Founding Partner & Digital Marketing Specialist at Espresso Translations
Answered 5 months ago
I am watching artists dismantling their profession in a manner that was unattainable without the presence of social media. Recently, I was asked to translate emergency damage control information by three influencers, who staged fake medical emergencies to gain followers. The staged panic attack video of one of the creators has been viewed more than 2.3 million times within six hours, then plummeted so hard that its creators had to hastily translate their apology into Spanish to keep up with the Latino audiences pulling sponsorship deals out of it more rapidly than they could. We could see the desperation in how they were pleading with us to revise it each time at 3 AM. The pre-social media attention-seekers experienced a short-term local embarrassment. The current globally humiliating clout-chasers are everlasting enemies of the fifteenth languages. I have translated the downfall of the same creator to dozens of languages within days since the international fan accounts are archiving all errors forever. We have already translated translations of crises of individuals who destroyed decades-long careers in thirty minute TikTok videos. The scale is staggering. A single misjudgment will impact the planet and the creation of long-term records and economic catastrophe at a light speed, which past generations had never witnessed.
Estate Lawyer | Owner & Director at Empower Wills and Estate Lawyers
Answered 5 months ago
This is my answer to your question about pranks and my legal view on it.
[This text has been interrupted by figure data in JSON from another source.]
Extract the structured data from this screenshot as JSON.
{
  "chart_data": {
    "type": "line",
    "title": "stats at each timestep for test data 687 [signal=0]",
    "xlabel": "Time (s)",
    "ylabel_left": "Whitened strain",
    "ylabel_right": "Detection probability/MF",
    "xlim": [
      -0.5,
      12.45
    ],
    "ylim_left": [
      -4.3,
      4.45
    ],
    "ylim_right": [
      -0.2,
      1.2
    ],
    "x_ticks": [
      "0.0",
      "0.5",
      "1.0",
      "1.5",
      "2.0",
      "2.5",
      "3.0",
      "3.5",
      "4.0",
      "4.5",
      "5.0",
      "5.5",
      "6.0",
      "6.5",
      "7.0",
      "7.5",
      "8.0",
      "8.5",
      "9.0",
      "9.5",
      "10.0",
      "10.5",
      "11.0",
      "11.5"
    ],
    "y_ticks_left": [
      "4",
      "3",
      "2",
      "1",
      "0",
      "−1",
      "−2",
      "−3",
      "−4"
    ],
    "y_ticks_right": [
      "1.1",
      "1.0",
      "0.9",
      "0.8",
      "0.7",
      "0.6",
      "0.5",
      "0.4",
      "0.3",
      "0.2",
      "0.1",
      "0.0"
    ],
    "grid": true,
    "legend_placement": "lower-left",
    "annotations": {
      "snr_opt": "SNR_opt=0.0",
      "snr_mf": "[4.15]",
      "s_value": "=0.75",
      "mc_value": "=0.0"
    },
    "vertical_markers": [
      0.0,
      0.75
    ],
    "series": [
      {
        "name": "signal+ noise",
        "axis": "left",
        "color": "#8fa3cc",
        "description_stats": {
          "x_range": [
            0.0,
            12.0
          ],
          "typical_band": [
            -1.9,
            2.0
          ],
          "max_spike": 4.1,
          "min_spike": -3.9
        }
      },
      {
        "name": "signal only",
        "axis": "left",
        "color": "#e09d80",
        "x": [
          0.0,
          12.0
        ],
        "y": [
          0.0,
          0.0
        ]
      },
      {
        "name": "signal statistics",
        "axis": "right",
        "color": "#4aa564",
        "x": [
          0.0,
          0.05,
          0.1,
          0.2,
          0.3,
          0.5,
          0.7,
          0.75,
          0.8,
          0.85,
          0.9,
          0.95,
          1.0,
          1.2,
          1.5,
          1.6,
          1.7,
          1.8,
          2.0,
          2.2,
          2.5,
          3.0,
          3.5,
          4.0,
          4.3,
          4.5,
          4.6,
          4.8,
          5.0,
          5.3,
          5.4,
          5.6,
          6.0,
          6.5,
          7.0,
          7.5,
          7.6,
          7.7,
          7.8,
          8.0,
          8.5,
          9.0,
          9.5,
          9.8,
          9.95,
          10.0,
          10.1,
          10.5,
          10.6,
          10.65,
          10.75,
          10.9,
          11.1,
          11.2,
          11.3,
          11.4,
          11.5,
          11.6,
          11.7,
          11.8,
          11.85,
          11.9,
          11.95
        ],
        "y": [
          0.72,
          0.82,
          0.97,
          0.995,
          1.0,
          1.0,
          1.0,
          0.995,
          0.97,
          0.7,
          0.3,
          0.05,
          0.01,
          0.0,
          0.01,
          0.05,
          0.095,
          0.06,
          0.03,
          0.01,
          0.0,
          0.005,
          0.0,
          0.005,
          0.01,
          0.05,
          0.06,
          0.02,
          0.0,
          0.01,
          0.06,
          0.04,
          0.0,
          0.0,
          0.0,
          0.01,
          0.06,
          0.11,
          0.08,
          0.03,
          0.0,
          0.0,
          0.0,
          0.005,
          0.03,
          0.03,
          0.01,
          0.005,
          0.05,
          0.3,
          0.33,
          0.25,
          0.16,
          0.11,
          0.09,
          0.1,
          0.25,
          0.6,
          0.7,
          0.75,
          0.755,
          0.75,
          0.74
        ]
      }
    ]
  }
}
Pranks resulting in injury might result in explicit charges of recklessly causing serious injury with a potential sentence of 15 years, for intentionally causing injury, with a potential sentence of 10 years, and for reckless injury, with a possible sentence of 5 years. Offenses that endanger life carry a potential 10-year sentence, and endangering persons carries a 5-year sentence. For common assault, it could allow for a 3-month penalty of $75 or 15 units. To give you a bigger picture, a false report to police can lead to charges of one year and approximately $120 penalty units. You are also exposed in civil to claims for $3,500 ambulance and emergency costs, $12,000 wage loss for eight weeks, and $1,000 damage to their device(s) with aggravated damages to follow. I would stem such a slide with mandatory public liability cover for stunt content of at least $1,000,000; and proof at the platform level of sufficient assurances to cover medical and or banding matters at the platform level prior to approval of the upload.